Мы вашему батьке скажем, что Ратмир — охотник вольный, пушниной промышляет да дичью всякой. Еще они с пчелами договариваться умеют, не как Рогдай-медвежатник, конечно, у них по-другому заведено: колоды вдоль околицы деревни ставят, и там пчелы и живут, кучно. Но у медвежатника-то медок повкуснее, конечно. — Марыся облизнулась.
— А как вдруг он, Ратмир, тут оборачиваться начнет?

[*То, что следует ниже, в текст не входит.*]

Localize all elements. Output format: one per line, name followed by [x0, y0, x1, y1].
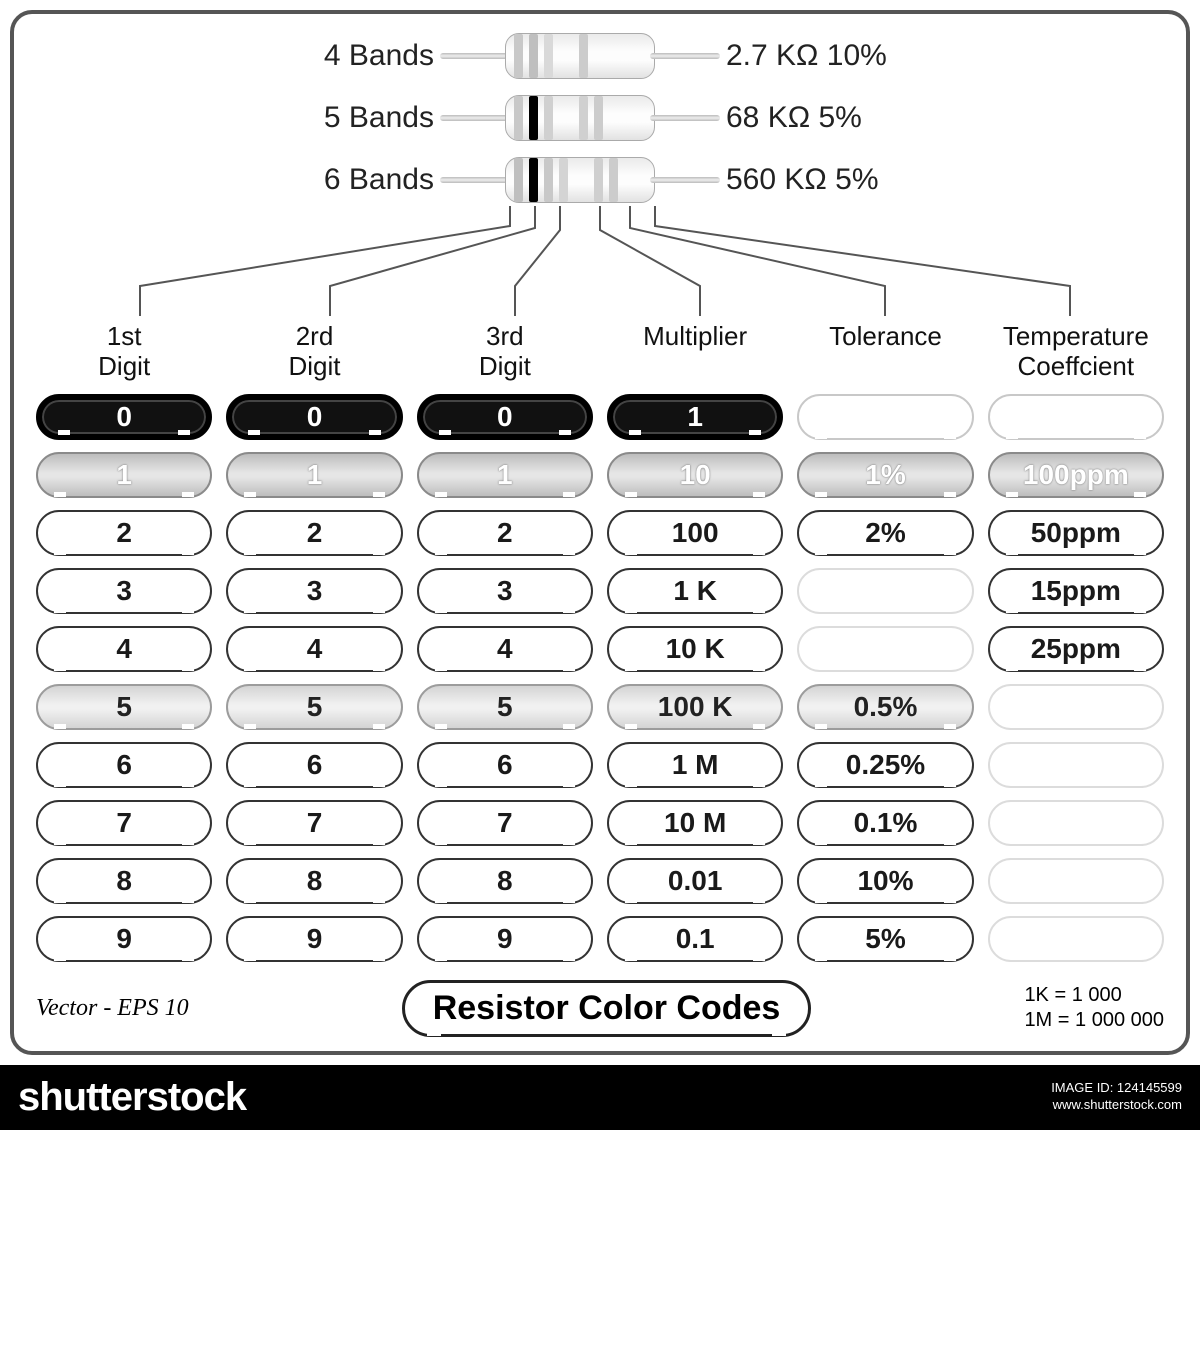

— Ну, на полнолуние уезжать будет — как бы на охоту иль по делам торговым, а от внезапного переворота — тут что-то крепкое надобно, пока не разумею. У Вадика спрошу, он поболе меня живет, поболе знает.
— Ай да Марыська! Ну ты и хитра! Ну ты и крута! — Катерина аж по бедрам себя хлопнула от воодушевления.
— А то!.. — степенно огладила сарафан на животе Марыся. — Была б простовата, до сих пор у папеньки на болоте бы сидела!
— Ах, Марысечка, ах, душечка, я такую рубаху тебе вышью! И сарафан! И кафтан супружнику твоему, водянику! — Любава разрумянилась, всем сердцем испытывая радость и облегчение.
— Да ладно, чего уж там… Щас-с как полнолуние пройдет, так добегу до Ратмировой родни, посудачим. У тебя, девка, сроки-то терпят? Вижу, что терпят… Мне рубаху и сарафан васильками лазоревыми расшей, а Вадику кафтан да рубаху петухами, красными!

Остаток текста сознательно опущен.